Entende-se a estratégia das lojas e gravadoras: apostam no vinil, impossível de copiar. E a jogada funcionou, transformada em gesto de identidade generacional: o grosso dos compradores tem entre 18 e 44 anos. Não é uma batalha ganha: surpreende o escasso número de mulheres que consomem vinil.

Contudo, detecto um contrassenso: a promoção das virtudes do vinil vem acompanhada da execração do CD (“só servem para espantar os pombos”). Estão repetindo a cobiça das multinacionais, quando quiseram enterrar o vinil para priorizar um produto com um PVP superior.

Não faz sentido.
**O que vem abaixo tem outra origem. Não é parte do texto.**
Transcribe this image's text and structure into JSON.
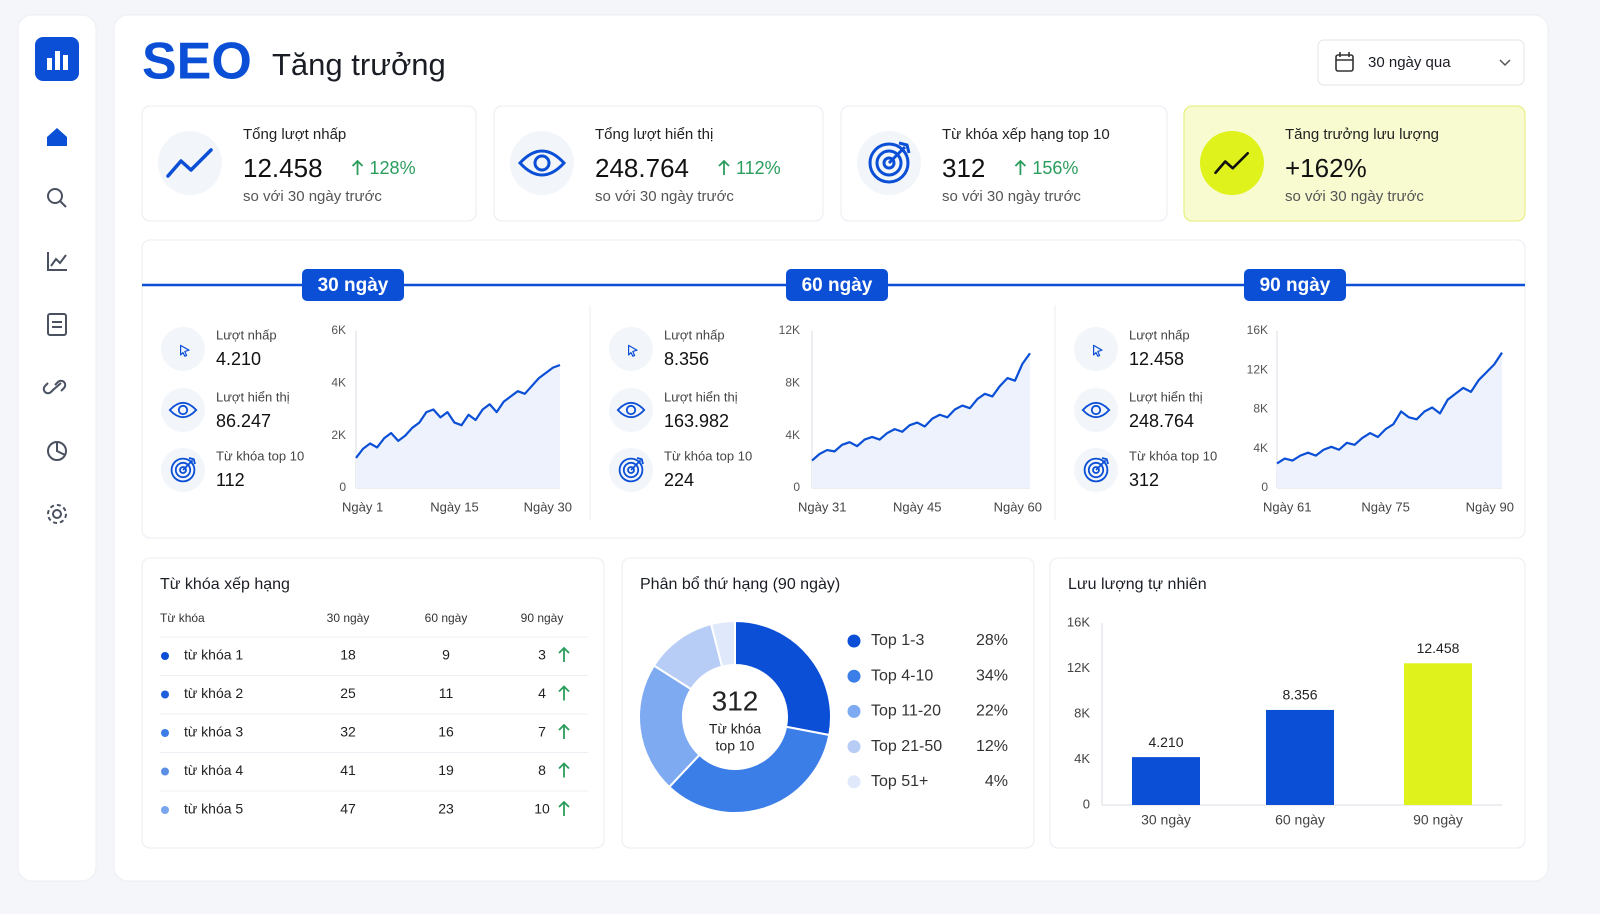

O CD também é um suporte físico que traz a informação complementar (embora em tamanho diminuto) e supera o vinil em qualidade sonora, manejabilidade e, muito importante, leveza; quem diz isso é alguém que acumula dores nas costas após décadas carregando vinis.

Por isso nem todos os profissionais celebram o boom do vinil. Na semana passada fiz um teste: gravei um programa de rádio exclusivamente com vinil; toda a música que tocou, incluindo sintonia e vinhetas, estava em discos. Foi bem pesado: muitas interrupções. Por falta de costume, os erros se multiplicaram. Era difícil localizar as canções em LPs com cortes numerosos.

Mais grave ainda. Concentrado, escutando com fones de ouvido, descobri algo que não incomoda quando você põe discos em casa: a maldita fritura, os estalos. E a importância da masterização: não soa igual um single de Etta James prensado pela Hispavox em 1968 e a mesma faixa na edição do selo original, Chess Records. Resumindo: vou pensar muito nisso antes de repetir o experimento. Romantismos, só os justos.